Exercise Prescription

Recommended activities include:

  • low-impact strengthening
  • modified Pilates
  • swimming
  • controlled resistance training

Avoid:

  • high-impact repetitive strain
  • extreme flexibility training

Pain Management

Avoid long-term opioid therapy.

Consider:

  • paracetamol
  • short-term NSAIDs
  • neuropathic agents if central sensitisation
  • psychological pain strategies

Chronic pain management should be multimodal.


Address Associated Conditions

Screen for associated disorders such as:

  • anxiety
  • POTS-like symptoms
  • IBS
  • fatigue
  • sleep disturbance

Whole-person care improves outcomes.

Related chronic care approach:

Managing Chronic Disease as a Lifetime Project


Red Flags for Specialist Referral

Refer patients when:

  • Ehlers-Danlos subtype suspected
  • cardiac involvement present
  • severe joint instability
  • diagnostic uncertainty exists

Structured Follow-Up

Suggested follow-up schedule:

Time Focus
3 months function assessment
6 months pain review
12 months long-term progress

Hypermobility is a chronic condition requiring continuity of care.


Final Thoughts

Hypermobility syndrome is common but frequently under-recognised.
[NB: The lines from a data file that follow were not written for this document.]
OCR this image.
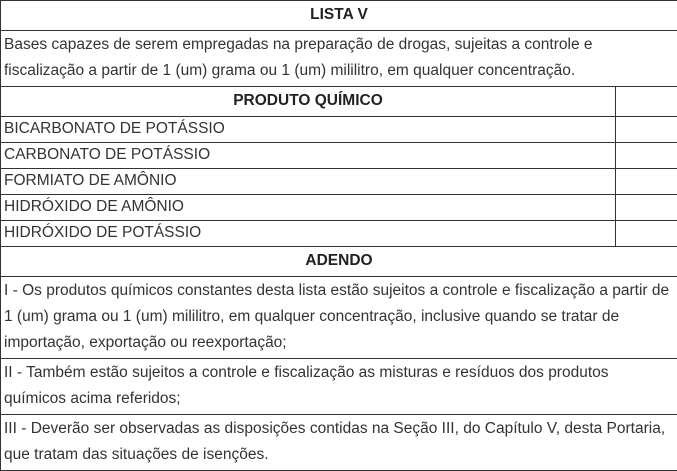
LISTA V	
Bases capazes de serem empregadas na preparação de drogas, sujeitas a controle e fiscalização a partir de 1 (um) grama ou 1 (um) mililitro, em qualquer concentração.	
PRODUTO QUÍMICO	
BICARBONATO DE POTÁSSIO	
CARBONATO DE POTÁSSIO	
FORMIATO DE AMÔNIO	
HIDRÓXIDO DE AMÔNIO	
HIDRÓXIDO DE POTÁSSIO	
ADENDO	
I - Os produtos químicos constantes desta lista estão sujeitos a controle e fiscalização a partir de 1 (um) grama ou 1 (um) mililitro, em qualquer concentração, inclusive quando se tratar de importação, exportação ou reexportação;	
II - Também estão sujeitos a controle e fiscalização as misturas e resíduos dos produtos químicos acima referidos;	
III - Deverão ser observadas as disposições contidas na Seção III, do Capítulo V, desta Portaria, que tratam das situações de isenções.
Many patients feel dismissed before diagnosis.

A structured consultation should include:

  • detailed history
  • Beighton scoring
  • differential diagnosis
  • multisystem screening
  • physiotherapy-first management
  • psychological validation

When clinicians approach hypermobility systematically, patients feel heard — and outcomes improve.